- Wang Jianlin could announce buyout after Wanda shares halted
- Evergrande stake in Calxon could be prelude to de-listing
Two of China’s largest developers took steps that moved them closer to potentially switching their stock market listings from Hong Kong to China, where their top executives have said they can get higher valuations.
On Monday, Dalian Wanda Commercial Properties Co., controlled by billionaire Wang Jianlin, requested a suspension of its shares pending an announcement pertaining to an exchange code on mergers and takeovers, as Wang pursues a buyout plan that will help him re-list the shares on the mainland.
Meanwhile, Evergrande Real Estate Group Ltd. shares surged by the most in more than a month in Hong Kong after it said on Sunday it had agreed to pay 3.6 billion yuan ($555 million) to acquire a stake in Shenzhen-listed China Calxon Group Co., an acquisition that could signal the company’s chairman Hui Ka Yan is also considering a similar move.
While both companies have suggested they are motivated by a desire to seek higher valuations on the mainland, the two deals face very different chances of success, analysts say. JPMorgan Chase & Co.’s Cusson Leung noted that while Evergrande said the deal will help it get access to the A-share market, privatizing and re-listing in China “is not that feasible.”
As Evergrande is a “red chip” company incorporated offshore, it faces far more obstacles than Wanda Commercial, which is incorporated in China and has an “H-share” listing, Leung said in a note on Monday. He echoed sentiments expressed by Citigroup Inc. property analyst Oscar Choi, who wrote in a note before the Calxon deal was announced that for Evergrande, de-listing in Hong Kong and re-listing faces considerable hurdles that could make the process too costly and lengthy to make sense.
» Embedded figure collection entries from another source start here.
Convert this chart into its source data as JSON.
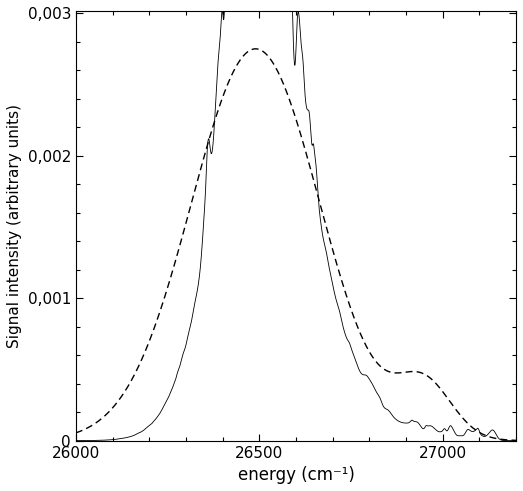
{
  "x_min": 26000,
  "x_max": 27200,
  "y_min": 0,
  "y_max": 0.003,
  "xlabel": "energy (cm⁻¹)",
  "ylabel": "Signal intensity (arbitrary units)",
  "xticks": [
    26000,
    26500,
    27000
  ],
  "yticks": [
    0,
    0.001,
    0.002,
    0.003
  ],
  "ytick_labels": [
    "0",
    "0,001",
    "0,002",
    "0,003"
  ],
  "figsize": [
    5.23,
    4.91
  ],
  "dpi": 100,
  "line_color": "#000000",
  "bg_color": "#ffffff",
  "spine_color": "#000000"
}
Unwinding Evergrande’s offshore structure and transferring assets to China in order to inject them into Calxon’s A-share listing could trigger huge tax liabilities for Evergrande, Choi wrote. Hurdles include transferring ownership of Evergrande’s stakes in other Hong Kong-listed companies. Evergrande owns 75 percent of Evergrande Health Industry Group Ltd. and majority stake of Internet service provider HengTen Networks Group.
Wang, on the other hand, is so confident he’ll be able to take Wanda commercial private and re-list it on the mainland that he has offered investors a guaranteed return if they help him buy the 14.41 percent of the company’s H-shares he and other Chinese domestic investors don’t already own.
If the developer has not gone public on a mainland exchange by either Aug. 31, 2018, or two years from the Hong Kong de-listing, Wanda Group will buy back the shares at a level guaranteeing a 12 percent annual return for domestic investors and 10 percent for those overseas. To back its pitch, Wanda says valuations for some property companies listed on the mainland are more than triple those of comparable stocks traded in Hong Kong.
“Evergrande might be considering to privatise the H shares and list A shares, through Calxon,” Zhou Chuanyi, a credit analyst at Lucror Analytics wrote in the note on Monday. “We view the acquisition as credit negative,” because the company is “burning cash” and a possible re-listing will lead to poor transparency, the analyst wrote.
Evergrande has become the most indebted of 198 listed Chinese real estate firms, Bloomberg-compiled data show. There is a 6.2 percent probability it will miss payments in the next 12 months, up from 1 percent a year ago, according to the Bloomberg Default Risk model that tracks metrics including share performance, liabilities and cash flow. Jimmy Fong, investor relations official at Evergrande, said on Thursday a property market pickup had improved liquidity and it could meet near-term obligations.